The modest beet boasts many, many health benefits. They are high in potassium and fiber, yet low in calories. Their edible leaves contain protein, calcium, fiber, beta-carotene as well as vitamins A and C. Beets are also known for their natural healing powers, and there are many people who use beet juice regularly to cleanse their blood and their livers.
Beets can be eaten raw, boiled, steamed, sauteed or roasted, which is my personal favorite. Roasting beets whole with their skins on seems to bring out their natural sweetness. After roasting, you can peel them and slice them into your recipes. They are wonderful tossed with a bit of butter or olive oil and salt, and also go splendidly with goat cheese in a salad (an amazing combo).

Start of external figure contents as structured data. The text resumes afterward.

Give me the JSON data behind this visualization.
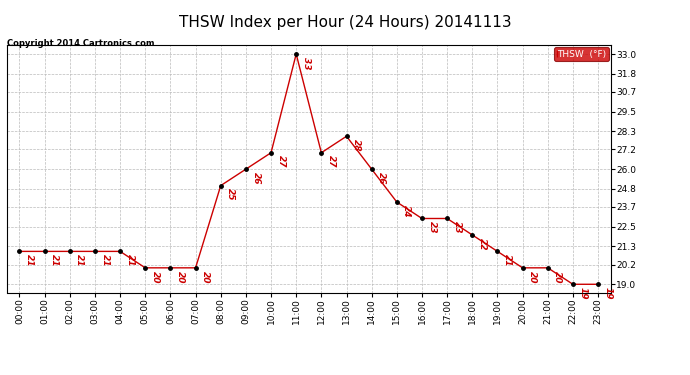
{
  "title": "THSW Index per Hour (24 Hours) 20141113",
  "copyright": "Copyright 2014 Cartronics.com",
  "legend_label": "THSW  (°F)",
  "hours": [
    0,
    1,
    2,
    3,
    4,
    5,
    6,
    7,
    8,
    9,
    10,
    11,
    12,
    13,
    14,
    15,
    16,
    17,
    18,
    19,
    20,
    21,
    22,
    23
  ],
  "values": [
    21,
    21,
    21,
    21,
    21,
    20,
    20,
    20,
    25,
    26,
    27,
    33,
    27,
    28,
    26,
    24,
    23,
    23,
    22,
    21,
    20,
    20,
    19,
    19
  ],
  "x_labels": [
    "00:00",
    "01:00",
    "02:00",
    "03:00",
    "04:00",
    "05:00",
    "06:00",
    "07:00",
    "08:00",
    "09:00",
    "10:00",
    "11:00",
    "12:00",
    "13:00",
    "14:00",
    "15:00",
    "16:00",
    "17:00",
    "18:00",
    "19:00",
    "20:00",
    "21:00",
    "22:00",
    "23:00"
  ],
  "y_ticks": [
    19.0,
    20.2,
    21.3,
    22.5,
    23.7,
    24.8,
    26.0,
    27.2,
    28.3,
    29.5,
    30.7,
    31.8,
    33.0
  ],
  "ylim_min": 18.5,
  "ylim_max": 33.55,
  "line_color": "#cc0000",
  "marker_color": "#000000",
  "label_color": "#cc0000",
  "bg_color": "#ffffff",
  "grid_color": "#bbbbbb",
  "title_fontsize": 11,
  "label_fontsize": 6.5,
  "tick_fontsize": 6.5,
  "legend_bg": "#cc0000",
  "legend_text_color": "#ffffff"
}
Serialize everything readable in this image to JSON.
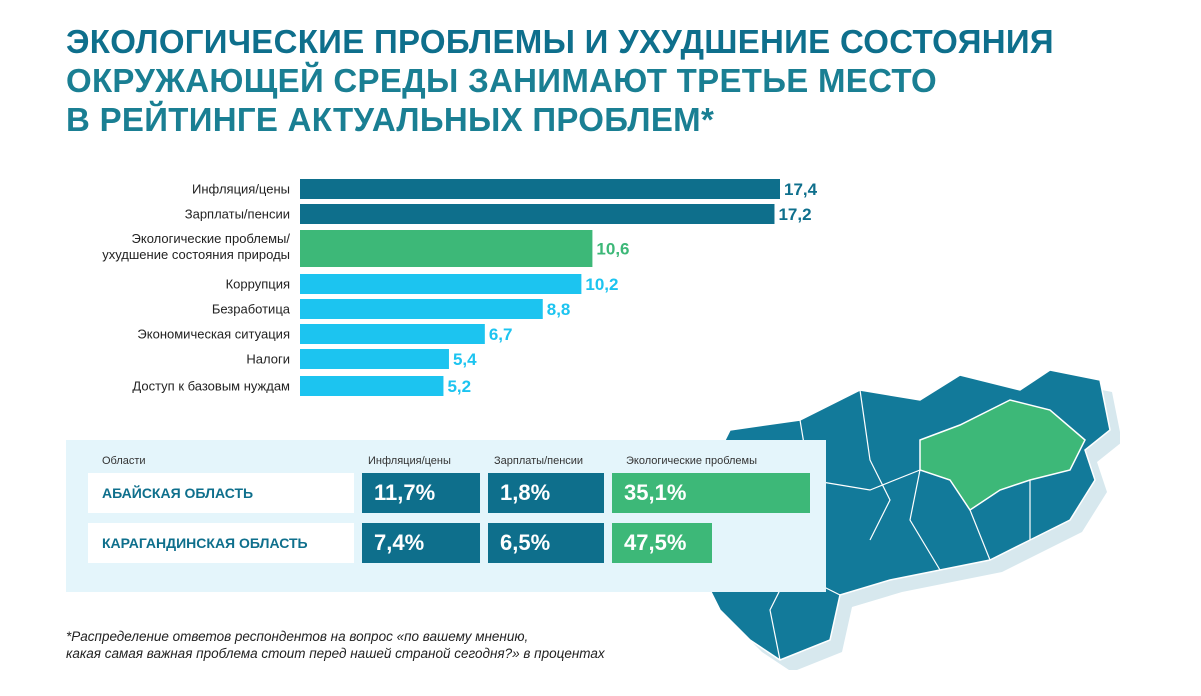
{
  "title": {
    "line1": "ЭКОЛОГИЧЕСКИЕ ПРОБЛЕМЫ И УХУДШЕНИЕ СОСТОЯНИЯ",
    "line2": "ОКРУЖАЮЩЕЙ СРЕДЫ ЗАНИМАЮТ ТРЕТЬЕ МЕСТО",
    "line3": "В РЕЙТИНГЕ АКТУАЛЬНЫХ ПРОБЛЕМ*"
  },
  "colors": {
    "dark": "#0e6f8c",
    "green": "#3db878",
    "light": "#1cc4f0",
    "title": "#1a7f93"
  },
  "chart_data": {
    "type": "bar",
    "orientation": "horizontal",
    "categories": [
      "Инфляция/цены",
      "Зарплаты/пенсии",
      "Экологические проблемы/\nухудшение состояния природы",
      "Коррупция",
      "Безработица",
      "Экономическая ситуация",
      "Налоги",
      "Доступ к базовым нуждам"
    ],
    "values": [
      17.4,
      17.2,
      10.6,
      10.2,
      8.8,
      6.7,
      5.4,
      5.2
    ],
    "value_labels": [
      "17,4",
      "17,2",
      "10,6",
      "10,2",
      "8,8",
      "6,7",
      "5,4",
      "5,2"
    ],
    "bar_colors": [
      "dark",
      "dark",
      "green",
      "light",
      "light",
      "light",
      "light",
      "light"
    ],
    "xlim": [
      0,
      17.4
    ]
  },
  "table": {
    "header_region": "Области",
    "columns": [
      "Инфляция/цены",
      "Зарплаты/пенсии",
      "Экологические проблемы"
    ],
    "rows": [
      {
        "region": "АБАЙСКАЯ ОБЛАСТЬ",
        "values": [
          "11,7%",
          "1,8%",
          "35,1%"
        ]
      },
      {
        "region": "КАРАГАНДИНСКАЯ ОБЛАСТЬ",
        "values": [
          "7,4%",
          "6,5%",
          "47,5%"
        ]
      }
    ]
  },
  "map": {
    "icon": "kazakhstan-map-icon"
  },
  "footnote": {
    "line1": "*Распределение ответов респондентов на вопрос «по вашему мнению,",
    "line2": "какая самая важная проблема стоит перед нашей страной сегодня?» в процентах"
  }
}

One thing to keep in mind is that they do stain or “bleed,” but cutting boards can be cleaned with a little bleach and water. A helpful hint to minimize staining is to wash and boil them whole and unpeeled. Once they soften from boiling you can let them cool, cut off the stem and root ends and rub off the skin. Now they are ready for slicing, chopping or grating with less mess from the bleeding.
Beet greens are edible too, but at the moment you will be getting your beets without the tops. Our beets have been invaded by leaf miner, an insect that in its larval stage mines its way between the leaf membranes (it’s the same insect that is damaging our chard). Later in the season we may get beets with their greens, and when we do, don’t throw away the green tops—they can be used like any other leafy green but will shrink considerably when cooked.